I'm not sure which of these entities is most dangerous, the bear or the bee, except I'm sure the bear will be worse once the bee stings him.
Something about this bear, however, made me think of myself at this time of year, when crazy-bad things seem to happen in direct opposition to the sentiment of Christmas--love, joy, peace. It seems this time of year seems to bring out the badness in a lot of angry people who don't want us to feel love, joy OR peace.
When unpeaceful things happen, I have discovered that I tend to talk to myself when I'm alone at home. This was brought to my attention with some embarrassment when I was walking around the house muttering to myself about what I needed to do next and how I needed to keep moving so I wouldn't ache so much and how I needed to herd the cats downstairs so they'd stop tripping me, and I realized Mel HAD NOT YET LEFT THE HOUSE! He'd heard me talking to myself! I'd thought he'd gone to the post office.

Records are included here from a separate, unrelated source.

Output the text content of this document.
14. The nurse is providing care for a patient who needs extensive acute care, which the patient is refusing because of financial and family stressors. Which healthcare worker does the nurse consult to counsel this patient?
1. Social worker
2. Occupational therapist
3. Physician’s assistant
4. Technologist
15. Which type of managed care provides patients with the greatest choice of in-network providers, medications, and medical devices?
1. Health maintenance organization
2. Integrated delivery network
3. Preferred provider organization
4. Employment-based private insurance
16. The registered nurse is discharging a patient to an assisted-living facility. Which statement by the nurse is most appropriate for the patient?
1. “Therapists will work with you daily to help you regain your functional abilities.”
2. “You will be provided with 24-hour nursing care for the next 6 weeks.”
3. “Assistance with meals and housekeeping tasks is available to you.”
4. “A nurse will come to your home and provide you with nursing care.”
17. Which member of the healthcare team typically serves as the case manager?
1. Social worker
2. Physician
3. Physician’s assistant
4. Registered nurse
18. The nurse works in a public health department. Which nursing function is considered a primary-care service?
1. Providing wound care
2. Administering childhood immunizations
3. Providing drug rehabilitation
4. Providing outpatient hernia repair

It's interesting that it wasn't until that very moment that I realized I was actually talking out LOUD to myself. Like a crazy person. And you know what really disturbs me? Mel didn't even notice because he talks to himself all the time, TOO!
Now, we talk to the cats all the time, and sometimes I rehearse the next words I'm going to write, or even vocally list things I need to get at the store so I'll remember them better. But I hadn't realized just how much I actually talked to myself. It's a little freaky.
I bet you this bear talks to himself. How could he not? He's alone most of the time, and doesn't everyone, even bears, want to hear the sound of someone's voice sometime? I'm alone a lot here at home. That's my excuse.